By mid-afternoon, we were at the high point of the earlier try. The snow was becoming poor and avalanche probability increasing as wetopped a steep section to find a large, flat, protected area on the otherwise exposed ridge. It was in the right place and on schedule. We bivied there. As the sun set, it quickly became cold; just what we needed for good conditions the next morning.

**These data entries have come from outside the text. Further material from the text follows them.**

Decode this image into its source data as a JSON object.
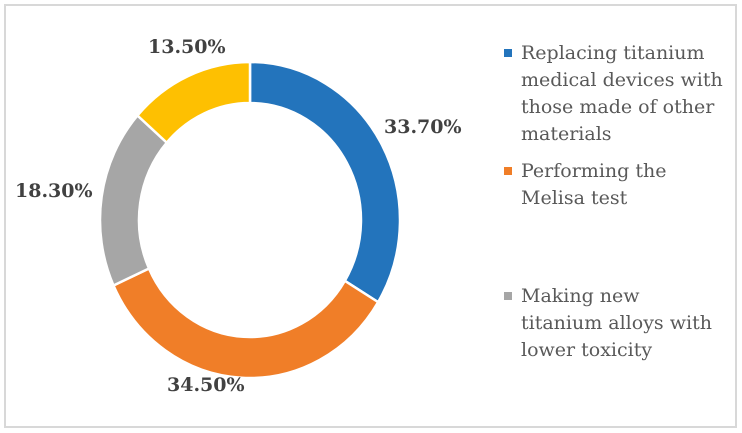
{
  "figure": {
    "kind": "donut-chart-figure",
    "background": "#ffffff",
    "frame_color": "#d8d8d8"
  },
  "chart_data": {
    "type": "pie",
    "subtype": "donut",
    "title": "",
    "legend_position": "right",
    "start_angle_deg": 0,
    "direction": "clockwise",
    "units": "%",
    "slices": [
      {
        "name": "Replacing titanium medical devices with those made of other materials",
        "value": 33.7,
        "display": "33.70%",
        "color": "#2374BC"
      },
      {
        "name": "Performing the Melisa test",
        "value": 34.5,
        "display": "34.50%",
        "color": "#F07E28"
      },
      {
        "name": "Making new titanium alloys with lower toxicity",
        "value": 18.3,
        "display": "18.30%",
        "color": "#A6A6A6"
      },
      {
        "name": "",
        "value": 13.5,
        "display": "13.50%",
        "color": "#FEC001"
      }
    ],
    "visible_legend_slice_indexes": [
      0,
      1,
      2
    ],
    "label_color": "#414141",
    "legend_text_color": "#595959"
  }
}
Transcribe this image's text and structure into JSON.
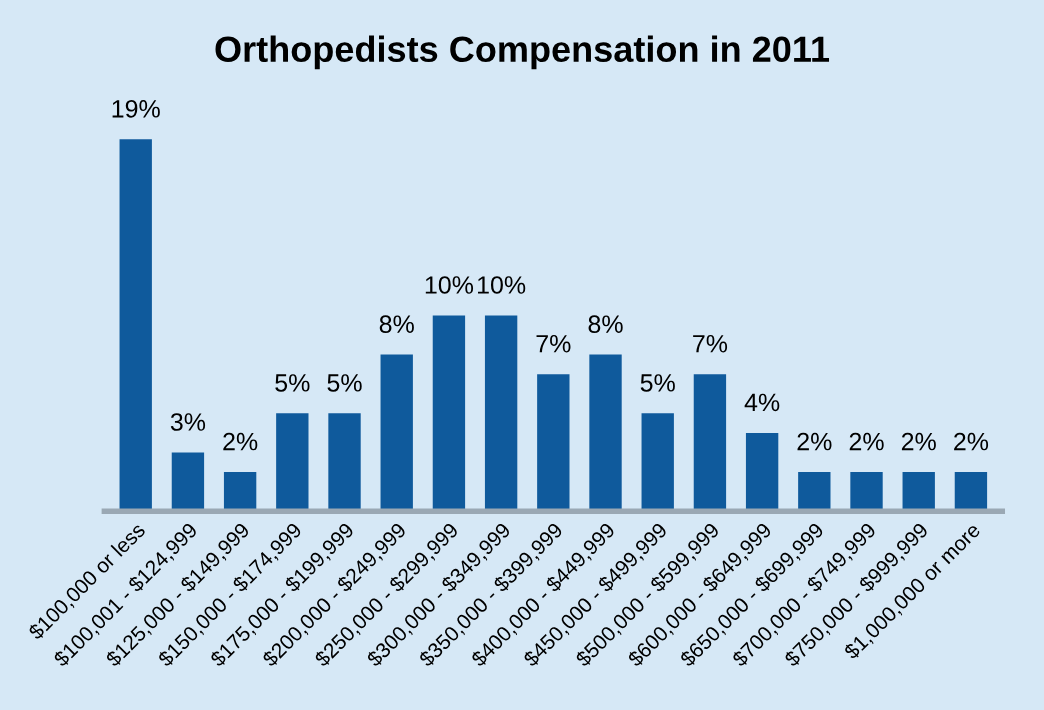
{
  "chart_data": {
    "type": "bar",
    "title": "Orthopedists Compensation in 2011",
    "categories": [
      "$100,000 or less",
      "$100,001 - $124,999",
      "$125,000 - $149,999",
      "$150,000 - $174,999",
      "$175,000 - $199,999",
      "$200,000 - $249,999",
      "$250,000 - $299,999",
      "$300,000 - $349,999",
      "$350,000 - $399,999",
      "$400,000 - $449,999",
      "$450,000 - $499,999",
      "$500,000 - $599,999",
      "$600,000 - $649,999",
      "$650,000 - $699,999",
      "$700,000 - $749,999",
      "$750,000 - $999,999",
      "$1,000,000 or more"
    ],
    "values": [
      19,
      3,
      2,
      5,
      5,
      8,
      10,
      10,
      7,
      8,
      5,
      7,
      4,
      2,
      2,
      2,
      2
    ],
    "value_labels": [
      "19%",
      "3%",
      "2%",
      "5%",
      "5%",
      "8%",
      "10%",
      "10%",
      "7%",
      "8%",
      "5%",
      "7%",
      "4%",
      "2%",
      "2%",
      "2%",
      "2%"
    ],
    "color": "#0f5a9c",
    "grid": false,
    "legend": false
  }
}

It was well below freezing and past daybreak when we began climbing again. The difficulties produced by the gargoyles, cornices and increasing steepness slowed us considerably relative to the day before. Although it had frozen during the night, the deep snow was not well consolidated nor completely stable. All five of us roped together on three full ropes for added safety. Coming up last after Paul had led a hard pitch, I rounded a corner to look up in horror at all four of them laughing and eating candy bars sitting on top of a 25-foot-thick cornice that overhung the north face by at least twenty feet. Not having the nerve to join the party, I waited below grumping and grousing until Denny led off and we got the whole rope stretched out again.

Imagine a knife-edged snow ridge with a fifteen-foot vertical step on the edge of a cornice overhanging the north face. Denny led this with extreme delicacy, hand-packing each step until it seemed solid enough to stand on. With all five together on three ropes, I thought of Tom Patey’s definition of a rope as a device “that guarantees that no man falls alone.” Denny topped the vertical section and moved quickly out of sight on a lower-angle section. Then the rope stopped and nothing happened for ten minutes. Impatiently I arranged a prusik to keep a snug rope between us, and climbed the crumbling vertical section to see what the delay was. Denny was perched in the middle of a steep, unstable slope on the windward side of a cornice. Reacting more to the difficulty and danger of the vertical section he had just finished than to the pitch he was on, he had been struck by indecision. A low-angle shelf on the ridge just below the summit was only fifty feet away. After a short intense discussion, we agreed that the best thing was for him to speed over to the shelf as quickly as possible. He arrived in a couple of minutes. As I was about to follow, I realized that I had fouled the ropes at the screw at the bottom of the vertical pitch. Chagrined and to the deserved laughter of Tobin, Paul and Jim, I downclimbed the section, rearranged the ropes, and then went back up, ending with frazzled nerves.

Shortly we were on top. It was early afternoon. The weather had held for six days. It took us five more days to descend and retrace our track back to the roadhead at Sunwapta Falls.

If Clemenceau were near a road, the northeast arête would probably have been climbed at the same time the ridges of Robson were done. In a sense, it is a great route of a past era.

In recent years it has become fashionable to use helicopters to replace hard multi-day approaches. Use of such aid is probably necessary and justified when the object is a big wall requiring hundreds of pounds of gear that simply couldn’t be humped in by climbers and friends. However,it seems that more often choppers are used to increase convenience and comfort, to eliminate “unpleasant” approaches, and to speed up the entire process so that one can do more climbs in a season. I suggest that the use of a chopper or similar mechanical equipment to carry one beyond a roadhead in situations where it is a matter of ease, speed or convenience rather than necessity is no different in kind from using pins and étriers to get up a F7 rock pitch. Climbs achieved by such means should be viewed in similar light by those concerned with ethics of climbing.

The climb of Clemenceau’s northeast arête demonstrates that a climb of substantial difficulty in a remote place can be done nicely in traditional manner without artificial aids on the approach. The approach becomes an integral and pleasant part of the entire trip. Climbing is essentially a matter of human rather than mechanical effort and achievement. This observation should apply to approaches as well as to the ascent itself.

Summary of Statistics:

Area : Canadian Rockies.

New Route: Northeast Ridge of Mount Clemenceau, new route, Grade V, August 13, 1980.

Personnel: Dennis Eberl, Paul Jensen, Tobin Kelley, Jim Wilson, Gray Thompson.